History of British Columbia

Amongst the provinces of Canada, British Columbia is located in the most western part and is vastly surrounded by mountains. It ranks in as the third largest province with a land surface that takes up 10% of Canada, falling in shortly after Quebec and Ontario.  Even though British Columbia consists of a wide expanse of land, the presence of mountains restricts habitation to its south-western corner. The diversity present in British Columbia sets it apart in contrast with other locations. It is set with coastal landscapes captured among high mountains with snow peaks that extend past narrow inlets and fjords. The contrast of upland forests and plains of the northeast provides British Columbia with scenic views.

British Columbia got its name first in passing from Queen Victoria but was made official in 1858. The two major regions of British Columbia are commonly known as “the Interior” and “the Coast.” The names are so from the vast contrast that both regions have with one another. The metropolitan area of Vancouver hosts approximately 60% of the province’s population. Thus it is set as its center for commerce, industry, and culture. The “Georgia Strait” region of British Columbia holds about 20% of its population. Cities that fall within that region include Victoria. The remainder of the population is widely spread all through the mountain areas of the province. Notable mountain areas are the Kootenay and the Okanagan. Locations such as Prince George, Dawson Creek, and Fort St. John’s depend more on the world markets than local markets for their economic growth. The majority of British Columbia operates based on the Cordilleran mountain system of western North America.
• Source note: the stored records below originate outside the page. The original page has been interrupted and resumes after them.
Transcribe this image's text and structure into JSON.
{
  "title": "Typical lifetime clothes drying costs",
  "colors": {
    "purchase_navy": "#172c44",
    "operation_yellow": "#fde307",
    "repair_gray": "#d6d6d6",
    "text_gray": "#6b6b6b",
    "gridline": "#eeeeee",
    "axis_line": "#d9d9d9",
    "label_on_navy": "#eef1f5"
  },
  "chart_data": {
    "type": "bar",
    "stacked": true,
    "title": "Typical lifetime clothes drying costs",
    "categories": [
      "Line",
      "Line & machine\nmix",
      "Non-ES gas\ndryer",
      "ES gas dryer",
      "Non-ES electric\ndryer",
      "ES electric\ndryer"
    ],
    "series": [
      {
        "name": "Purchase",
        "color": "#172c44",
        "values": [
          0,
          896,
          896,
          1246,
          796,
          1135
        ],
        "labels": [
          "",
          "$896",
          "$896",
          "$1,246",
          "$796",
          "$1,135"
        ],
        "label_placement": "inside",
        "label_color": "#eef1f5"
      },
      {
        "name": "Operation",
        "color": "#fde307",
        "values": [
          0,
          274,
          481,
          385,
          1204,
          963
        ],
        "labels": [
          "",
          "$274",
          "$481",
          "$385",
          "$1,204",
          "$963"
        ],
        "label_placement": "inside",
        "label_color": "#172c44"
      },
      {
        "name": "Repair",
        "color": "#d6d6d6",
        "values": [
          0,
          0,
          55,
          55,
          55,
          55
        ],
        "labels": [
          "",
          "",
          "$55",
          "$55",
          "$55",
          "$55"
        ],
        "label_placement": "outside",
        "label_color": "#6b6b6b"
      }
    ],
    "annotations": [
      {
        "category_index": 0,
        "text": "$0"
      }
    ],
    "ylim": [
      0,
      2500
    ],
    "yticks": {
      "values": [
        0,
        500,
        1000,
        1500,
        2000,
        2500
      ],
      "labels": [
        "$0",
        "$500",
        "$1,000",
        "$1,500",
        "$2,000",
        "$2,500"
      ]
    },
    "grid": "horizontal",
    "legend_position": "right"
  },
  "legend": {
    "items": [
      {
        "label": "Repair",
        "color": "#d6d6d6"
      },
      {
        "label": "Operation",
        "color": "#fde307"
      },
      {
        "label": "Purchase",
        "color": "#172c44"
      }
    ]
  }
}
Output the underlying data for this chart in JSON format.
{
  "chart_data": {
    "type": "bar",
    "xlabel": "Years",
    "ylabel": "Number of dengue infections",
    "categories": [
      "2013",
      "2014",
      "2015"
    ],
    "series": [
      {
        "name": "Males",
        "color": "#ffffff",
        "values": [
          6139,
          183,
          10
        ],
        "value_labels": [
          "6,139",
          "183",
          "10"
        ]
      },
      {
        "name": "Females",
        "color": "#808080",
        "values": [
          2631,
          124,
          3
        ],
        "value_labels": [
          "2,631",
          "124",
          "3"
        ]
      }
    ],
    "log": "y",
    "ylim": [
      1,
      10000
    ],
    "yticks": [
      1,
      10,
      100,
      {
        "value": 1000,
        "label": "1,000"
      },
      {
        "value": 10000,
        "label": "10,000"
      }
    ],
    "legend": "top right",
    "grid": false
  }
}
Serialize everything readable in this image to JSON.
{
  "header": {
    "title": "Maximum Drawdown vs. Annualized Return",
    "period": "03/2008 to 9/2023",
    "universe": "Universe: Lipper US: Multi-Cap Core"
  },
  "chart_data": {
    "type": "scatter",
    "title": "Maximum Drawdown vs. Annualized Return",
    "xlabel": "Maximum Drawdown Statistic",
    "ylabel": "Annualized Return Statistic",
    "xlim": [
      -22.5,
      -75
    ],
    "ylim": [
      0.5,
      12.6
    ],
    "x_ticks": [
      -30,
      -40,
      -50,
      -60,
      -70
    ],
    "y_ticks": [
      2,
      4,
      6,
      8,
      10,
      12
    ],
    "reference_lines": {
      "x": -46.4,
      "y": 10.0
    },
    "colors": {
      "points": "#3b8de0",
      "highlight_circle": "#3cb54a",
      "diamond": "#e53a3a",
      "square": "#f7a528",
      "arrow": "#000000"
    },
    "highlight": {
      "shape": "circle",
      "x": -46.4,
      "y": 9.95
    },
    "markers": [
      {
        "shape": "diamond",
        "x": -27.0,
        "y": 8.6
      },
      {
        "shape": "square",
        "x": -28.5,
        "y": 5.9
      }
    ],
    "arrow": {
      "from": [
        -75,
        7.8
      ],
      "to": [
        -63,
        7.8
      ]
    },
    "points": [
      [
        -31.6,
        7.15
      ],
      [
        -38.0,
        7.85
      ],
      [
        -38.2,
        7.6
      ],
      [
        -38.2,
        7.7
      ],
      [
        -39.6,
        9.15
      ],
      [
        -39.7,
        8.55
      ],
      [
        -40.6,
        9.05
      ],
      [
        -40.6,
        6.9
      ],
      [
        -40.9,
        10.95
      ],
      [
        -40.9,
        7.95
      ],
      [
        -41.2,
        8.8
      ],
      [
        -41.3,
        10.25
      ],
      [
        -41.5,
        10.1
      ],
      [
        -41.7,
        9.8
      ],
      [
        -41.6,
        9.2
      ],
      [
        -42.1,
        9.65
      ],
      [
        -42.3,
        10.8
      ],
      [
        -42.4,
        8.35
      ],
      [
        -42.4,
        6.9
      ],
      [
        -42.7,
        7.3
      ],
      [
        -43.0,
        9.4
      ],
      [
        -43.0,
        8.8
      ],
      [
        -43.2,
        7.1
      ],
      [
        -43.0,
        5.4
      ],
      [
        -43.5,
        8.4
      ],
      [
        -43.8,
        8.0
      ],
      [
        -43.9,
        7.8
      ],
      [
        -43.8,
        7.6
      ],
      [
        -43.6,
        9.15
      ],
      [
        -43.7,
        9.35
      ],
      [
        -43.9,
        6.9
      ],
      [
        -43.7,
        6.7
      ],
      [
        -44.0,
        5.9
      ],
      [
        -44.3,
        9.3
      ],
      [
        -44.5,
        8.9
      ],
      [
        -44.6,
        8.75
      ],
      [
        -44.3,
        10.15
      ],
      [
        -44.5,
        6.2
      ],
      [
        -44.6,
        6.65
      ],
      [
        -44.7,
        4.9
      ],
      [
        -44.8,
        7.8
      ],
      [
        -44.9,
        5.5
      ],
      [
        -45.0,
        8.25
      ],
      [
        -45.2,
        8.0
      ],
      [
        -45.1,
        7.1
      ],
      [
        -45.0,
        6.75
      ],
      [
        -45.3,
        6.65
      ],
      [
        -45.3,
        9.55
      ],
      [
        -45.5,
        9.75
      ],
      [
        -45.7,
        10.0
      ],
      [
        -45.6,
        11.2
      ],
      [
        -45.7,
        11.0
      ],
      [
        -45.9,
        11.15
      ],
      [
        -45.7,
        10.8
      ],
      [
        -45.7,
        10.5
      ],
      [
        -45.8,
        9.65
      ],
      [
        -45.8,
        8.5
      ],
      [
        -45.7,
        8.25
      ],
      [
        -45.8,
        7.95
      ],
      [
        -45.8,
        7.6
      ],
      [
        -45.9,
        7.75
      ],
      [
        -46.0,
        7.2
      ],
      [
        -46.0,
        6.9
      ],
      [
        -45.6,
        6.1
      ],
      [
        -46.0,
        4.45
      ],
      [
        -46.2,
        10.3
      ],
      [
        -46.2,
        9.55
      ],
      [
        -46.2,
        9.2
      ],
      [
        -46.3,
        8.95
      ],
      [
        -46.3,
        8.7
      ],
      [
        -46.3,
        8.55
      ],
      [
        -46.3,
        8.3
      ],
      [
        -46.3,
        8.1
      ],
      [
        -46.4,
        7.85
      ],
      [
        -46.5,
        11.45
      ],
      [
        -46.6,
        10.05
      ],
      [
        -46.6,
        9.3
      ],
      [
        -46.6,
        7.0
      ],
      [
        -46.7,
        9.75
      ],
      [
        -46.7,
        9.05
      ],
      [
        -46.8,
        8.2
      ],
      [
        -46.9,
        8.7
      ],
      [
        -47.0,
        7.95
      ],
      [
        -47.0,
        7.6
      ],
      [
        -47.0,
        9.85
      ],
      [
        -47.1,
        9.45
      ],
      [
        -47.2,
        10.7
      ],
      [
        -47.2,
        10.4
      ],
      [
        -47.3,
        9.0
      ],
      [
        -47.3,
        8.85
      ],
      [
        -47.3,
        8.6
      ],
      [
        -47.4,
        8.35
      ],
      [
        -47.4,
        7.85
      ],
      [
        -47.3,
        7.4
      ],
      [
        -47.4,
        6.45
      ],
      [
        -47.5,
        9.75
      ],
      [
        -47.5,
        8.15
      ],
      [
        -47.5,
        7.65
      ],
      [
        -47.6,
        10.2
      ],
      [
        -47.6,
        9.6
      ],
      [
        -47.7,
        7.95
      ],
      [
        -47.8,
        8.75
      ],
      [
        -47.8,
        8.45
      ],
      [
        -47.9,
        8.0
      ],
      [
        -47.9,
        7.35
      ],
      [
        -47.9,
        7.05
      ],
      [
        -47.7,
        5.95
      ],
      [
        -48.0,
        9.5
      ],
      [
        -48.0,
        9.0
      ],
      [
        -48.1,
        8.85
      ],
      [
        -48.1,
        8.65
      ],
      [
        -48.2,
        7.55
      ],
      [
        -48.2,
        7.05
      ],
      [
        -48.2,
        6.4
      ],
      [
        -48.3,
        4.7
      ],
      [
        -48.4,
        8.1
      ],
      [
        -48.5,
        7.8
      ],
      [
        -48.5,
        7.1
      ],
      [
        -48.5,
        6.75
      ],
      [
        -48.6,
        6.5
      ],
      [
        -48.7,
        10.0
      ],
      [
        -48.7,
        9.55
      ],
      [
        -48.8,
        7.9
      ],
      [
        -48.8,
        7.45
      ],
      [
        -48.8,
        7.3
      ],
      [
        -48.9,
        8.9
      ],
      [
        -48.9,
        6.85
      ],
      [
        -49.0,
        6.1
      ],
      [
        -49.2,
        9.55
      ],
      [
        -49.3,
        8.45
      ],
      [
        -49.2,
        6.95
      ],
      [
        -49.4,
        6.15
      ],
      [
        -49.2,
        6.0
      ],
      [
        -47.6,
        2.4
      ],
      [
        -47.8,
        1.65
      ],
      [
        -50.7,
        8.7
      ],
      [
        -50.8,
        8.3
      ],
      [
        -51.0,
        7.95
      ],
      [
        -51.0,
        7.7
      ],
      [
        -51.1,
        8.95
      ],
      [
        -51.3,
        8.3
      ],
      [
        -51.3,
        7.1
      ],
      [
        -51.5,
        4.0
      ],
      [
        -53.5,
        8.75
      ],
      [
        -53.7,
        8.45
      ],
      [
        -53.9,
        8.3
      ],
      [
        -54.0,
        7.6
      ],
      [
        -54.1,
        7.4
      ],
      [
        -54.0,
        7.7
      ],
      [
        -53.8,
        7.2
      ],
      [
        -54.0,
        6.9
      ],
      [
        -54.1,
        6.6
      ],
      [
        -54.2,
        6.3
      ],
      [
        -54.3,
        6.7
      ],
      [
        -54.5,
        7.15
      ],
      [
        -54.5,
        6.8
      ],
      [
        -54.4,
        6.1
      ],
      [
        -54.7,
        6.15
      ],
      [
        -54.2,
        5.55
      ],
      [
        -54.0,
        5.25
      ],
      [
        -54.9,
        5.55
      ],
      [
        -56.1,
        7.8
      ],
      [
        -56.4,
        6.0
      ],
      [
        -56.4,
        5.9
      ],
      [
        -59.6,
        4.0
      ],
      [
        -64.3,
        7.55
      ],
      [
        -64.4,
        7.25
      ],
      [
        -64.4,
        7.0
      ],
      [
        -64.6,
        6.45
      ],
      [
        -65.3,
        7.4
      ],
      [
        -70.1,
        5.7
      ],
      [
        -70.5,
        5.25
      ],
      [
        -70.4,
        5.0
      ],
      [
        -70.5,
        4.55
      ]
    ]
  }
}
The climate varies in small areas of British Columbia. Like all else that concerns British Columbia, the contrasting climate lies majorly within the coast and the interior. Other climate variations also occur between the uplands and valleys, and with the northern and southern locations of the province. The coast experiences warm air flow from the Pacific Ocean, and this produces relatively mild temperatures during the winters. The cold waters of the ocean reduce coastal temperatures in the summer.

The economy of British Columbia has been growing steadily over time due to the province’s dedication to agriculture and transportation. Transportation as an economical building block is so due to the amount of export that British Columbia carries out and also due to its proximity to international waters of China, South Korea, and India amongst others.